Wow. Our experiment is off to a great start—let's see if we can finish it off sooner than expected.
Sarah Palin is standing by her "death panels."
In an interview taped last week for Newsmax.com, a conservative website, the former Alaska governor and 2008 GOP vice presidential candidate said that she had been right in 2009 to accuse President Barack Obama of trying to set up "death panels" with his health care overhaul. But the legislation, according to PolitiFact.com, did no such thing. In fact, when Palin first made this charge, PolitiFact called it a "pants on fire" lie.
Palin, though, is utterly unrepentant. She boasted to Newsmax:
I was about laughed out of town for bringing to light what I called death panels because there's going to be faceless bureaucrats who will based on cost analysis and some subjective ideas on somebody's level of productivity in life—somebody is going to call the shots as to whether your loved one will be able to receive healthcare or not: to me, death panels. I call it like I saw it, and people didn't like it.

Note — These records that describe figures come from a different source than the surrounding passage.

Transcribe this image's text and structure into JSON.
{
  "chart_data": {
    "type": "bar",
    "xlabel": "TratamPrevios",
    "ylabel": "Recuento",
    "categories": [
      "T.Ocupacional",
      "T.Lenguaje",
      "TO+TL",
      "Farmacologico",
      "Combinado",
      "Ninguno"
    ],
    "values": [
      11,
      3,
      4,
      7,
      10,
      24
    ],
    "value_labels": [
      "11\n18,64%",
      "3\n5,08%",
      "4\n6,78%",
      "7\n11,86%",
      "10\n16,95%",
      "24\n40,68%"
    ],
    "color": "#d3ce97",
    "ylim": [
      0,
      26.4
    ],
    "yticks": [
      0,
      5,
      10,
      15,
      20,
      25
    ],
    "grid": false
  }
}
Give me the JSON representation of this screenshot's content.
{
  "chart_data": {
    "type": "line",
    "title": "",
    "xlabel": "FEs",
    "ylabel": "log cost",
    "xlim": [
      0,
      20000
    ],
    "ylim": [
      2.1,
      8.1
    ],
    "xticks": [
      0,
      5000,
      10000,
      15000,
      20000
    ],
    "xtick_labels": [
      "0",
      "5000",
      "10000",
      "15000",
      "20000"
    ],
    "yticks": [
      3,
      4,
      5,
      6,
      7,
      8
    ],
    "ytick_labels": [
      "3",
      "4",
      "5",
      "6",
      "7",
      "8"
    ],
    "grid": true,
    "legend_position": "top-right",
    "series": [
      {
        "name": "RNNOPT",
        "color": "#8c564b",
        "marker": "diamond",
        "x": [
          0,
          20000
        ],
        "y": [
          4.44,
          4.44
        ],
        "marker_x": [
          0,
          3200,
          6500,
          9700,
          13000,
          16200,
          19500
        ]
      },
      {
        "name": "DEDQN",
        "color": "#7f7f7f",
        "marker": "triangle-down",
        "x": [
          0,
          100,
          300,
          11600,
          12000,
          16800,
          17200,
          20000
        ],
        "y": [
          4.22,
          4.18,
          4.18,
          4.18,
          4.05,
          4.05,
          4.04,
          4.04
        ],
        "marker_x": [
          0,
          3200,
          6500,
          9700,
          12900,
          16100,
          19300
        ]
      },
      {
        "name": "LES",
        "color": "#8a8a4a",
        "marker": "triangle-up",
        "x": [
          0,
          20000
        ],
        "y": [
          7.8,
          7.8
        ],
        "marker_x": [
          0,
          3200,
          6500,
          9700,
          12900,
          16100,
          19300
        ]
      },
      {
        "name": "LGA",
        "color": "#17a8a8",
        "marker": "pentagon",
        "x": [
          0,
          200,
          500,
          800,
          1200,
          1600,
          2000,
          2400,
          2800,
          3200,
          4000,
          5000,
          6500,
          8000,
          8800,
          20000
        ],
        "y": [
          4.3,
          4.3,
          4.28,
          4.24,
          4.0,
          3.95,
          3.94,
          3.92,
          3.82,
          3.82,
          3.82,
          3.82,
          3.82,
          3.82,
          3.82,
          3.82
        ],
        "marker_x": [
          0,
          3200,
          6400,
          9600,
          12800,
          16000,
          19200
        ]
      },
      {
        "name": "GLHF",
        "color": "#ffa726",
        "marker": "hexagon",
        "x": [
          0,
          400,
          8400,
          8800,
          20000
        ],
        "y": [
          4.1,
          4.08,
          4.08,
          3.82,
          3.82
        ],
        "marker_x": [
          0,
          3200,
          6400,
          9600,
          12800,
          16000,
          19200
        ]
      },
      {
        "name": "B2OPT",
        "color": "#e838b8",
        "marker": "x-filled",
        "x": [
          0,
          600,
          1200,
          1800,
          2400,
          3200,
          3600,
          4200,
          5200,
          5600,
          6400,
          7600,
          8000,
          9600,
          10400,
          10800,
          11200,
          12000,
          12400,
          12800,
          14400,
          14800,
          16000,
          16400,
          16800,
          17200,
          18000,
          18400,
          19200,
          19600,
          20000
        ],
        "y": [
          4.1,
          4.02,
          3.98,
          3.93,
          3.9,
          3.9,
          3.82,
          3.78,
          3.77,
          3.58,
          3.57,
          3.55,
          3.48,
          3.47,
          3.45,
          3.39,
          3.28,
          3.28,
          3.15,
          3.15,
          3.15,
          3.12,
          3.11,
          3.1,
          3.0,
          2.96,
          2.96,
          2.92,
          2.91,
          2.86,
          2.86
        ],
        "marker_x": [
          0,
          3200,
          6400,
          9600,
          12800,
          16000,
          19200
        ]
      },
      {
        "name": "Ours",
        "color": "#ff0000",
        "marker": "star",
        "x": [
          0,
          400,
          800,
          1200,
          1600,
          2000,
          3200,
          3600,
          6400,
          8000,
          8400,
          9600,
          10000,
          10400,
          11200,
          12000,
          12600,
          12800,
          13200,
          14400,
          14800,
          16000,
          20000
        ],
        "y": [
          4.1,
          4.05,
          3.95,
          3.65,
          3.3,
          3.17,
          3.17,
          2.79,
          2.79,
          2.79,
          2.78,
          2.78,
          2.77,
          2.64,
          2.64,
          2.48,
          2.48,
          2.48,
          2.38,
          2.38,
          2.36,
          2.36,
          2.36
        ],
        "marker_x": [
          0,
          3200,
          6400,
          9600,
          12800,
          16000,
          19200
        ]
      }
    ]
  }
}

The problem: what she saw was not there.
In the Newsmax interview, Palin echoes, almost word-for-word, her original accusation. In August 2009, she posted a Facebook note that decried the health care reform proposal:
And who will suffer the most when they ration care? The sick, the elderly, and the disabled, of course. The America I know and love is not one in which my parents or my baby with Down Syndrome will have to stand in front of Obama's 'death panel' so his bureaucrats can decide, based on a subjective judgment of their 'level of productivity in society,' whether they are worthy of health care. Such a system is downright evil.
Reviewing Palin's much-noticed claim, PolitiFact noted:
We agree with Palin that such a system would be evil. But it's definitely not what President Barack Obama or any other Democrat has proposed.
We have read all 1,000-plus pages of the Democratic bill and examined versions in various committees. There is no panel in any version of the health care bills in Congress that judges a person's "level of productivity in society" to determine whether they are "worthy" of health care.
Palin's claim sounds a little like another statement making the rounds, which says that health care reform would mandate counseling for seniors on how to end their lives sooner. We rated this claim Pants on Fire! The truth is that the health bill allows Medicare, for the first time, to pay for doctors' appointments for patients to discuss living wills and other end-of-life issues with their physicians. These types of appointments are completely optional, and AARP supports the measure.
Palin also may have also jumped to conclusions about the Obama administration's efforts to promote comparative effectiveness research. Such research has nothing to do with evaluating patients for "worthiness." Rather, comparative effectiveness research finds out which treatments work better than others.
In other words, no "death panels" and nothing like "death panels." Factcheck.org also pronounced Palin wrong on this.
In the past year, Palin has offered no proof to back up her "death panels" charge. Yet now she's not only doubling down on "death panels"; she's bragging about her gutsiness in calling out Obama. It's as if she never was refuted—or refudiated.
As for the possibility of a 2012 presidential run, Palin told Newsmax,
Anyone is foolish to prematurely close any door that perhaps will be be open for them. I also know that really it isn't my call. It is the people of America—whether they would be ready for someone a bit unconventioal, out of the box...or if they want someone a little bit more conventional, maybe more electable.
Was Palin really suggesting she's not that electable? In any event, she did not say if she expected "death panels" to be an issue in the 2012 campaign.